Nothing since then has been as trying, says McCoughtry, whose team visits the Washington Mystics on Sunday afternoon at Verizon Center. Or as empowering. She said she learned for the first time that she could survive, even flourish, on her own, hundreds of miles from home.

"I lived in a room [at Patterson] with no TV, and I remember just staring at the walls," McCoughtry says. "But it made me more mature."

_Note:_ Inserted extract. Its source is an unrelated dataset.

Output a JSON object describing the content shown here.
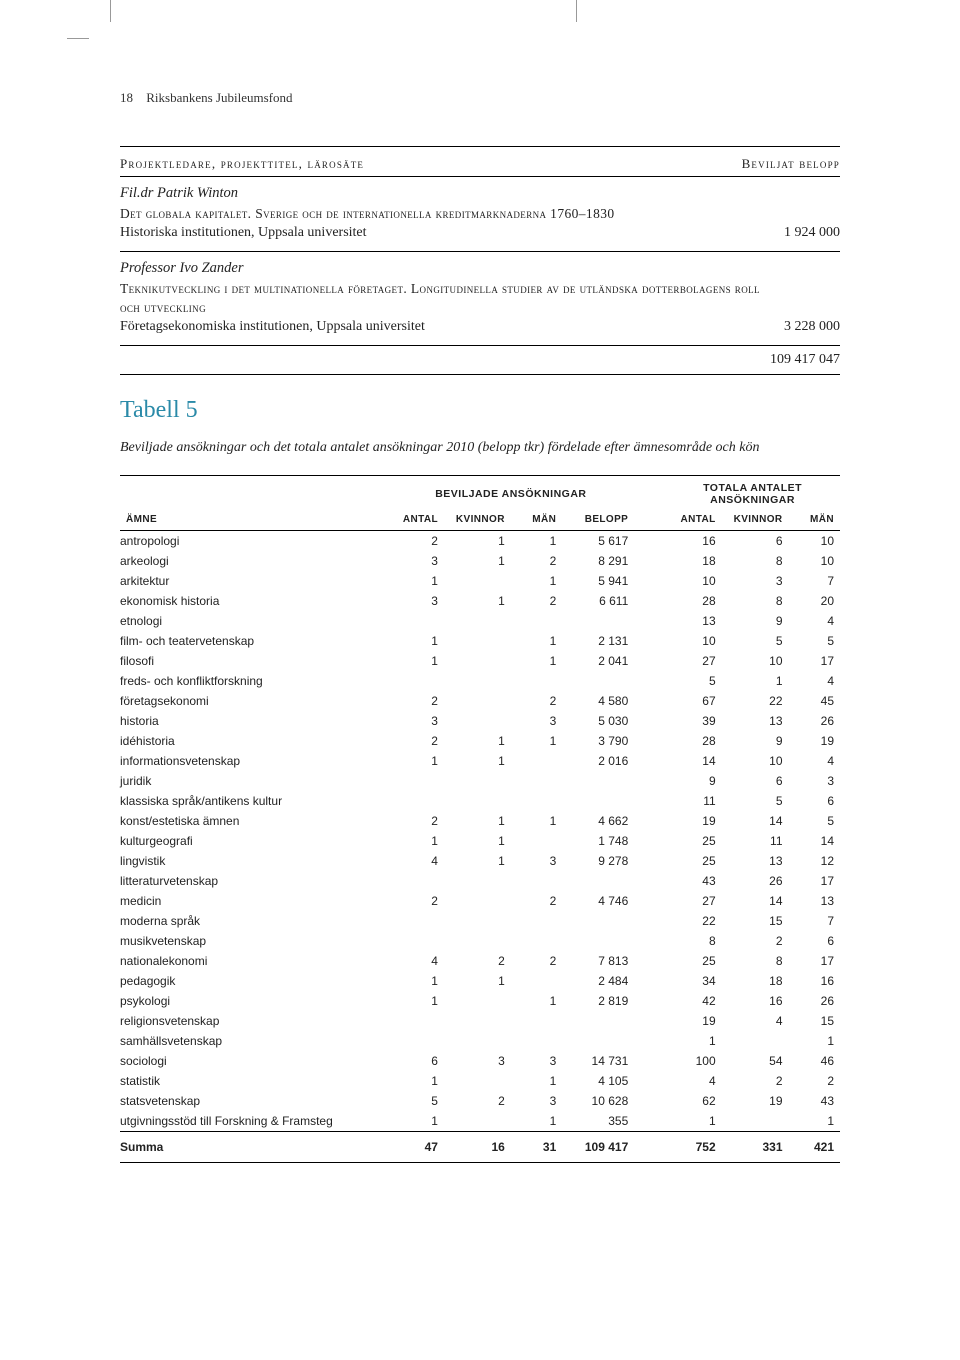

McCoughtry, a rugged, 6-foot-1 forward with a knack for defense and inside scoring, went on to a Louisville program that had not advanced beyond the second round of the NCAA tournament. She became the school's all-time leading scorer and rebounder, leading the Cardinals to a victory over Maryland in the Elite Eight last season. Louisville fell to unbeaten Connecticut, 76-54, in the national title game.

If she gained solace from beating top-seeded Maryland, McCoughtry wasn't letting on. "I had really wanted to go there," she says. But she said the stakes were so high for Louisville - the chance to advance to the Final Four - that she focused more on winning than on proving a point.

Her father, Roi, head pastor at Holy Nation Tabernacle Church, recalls Maryland coach Brenda Frese once telling Angel that "her jump shot was not where it should be. Brenda was keeping it real with me."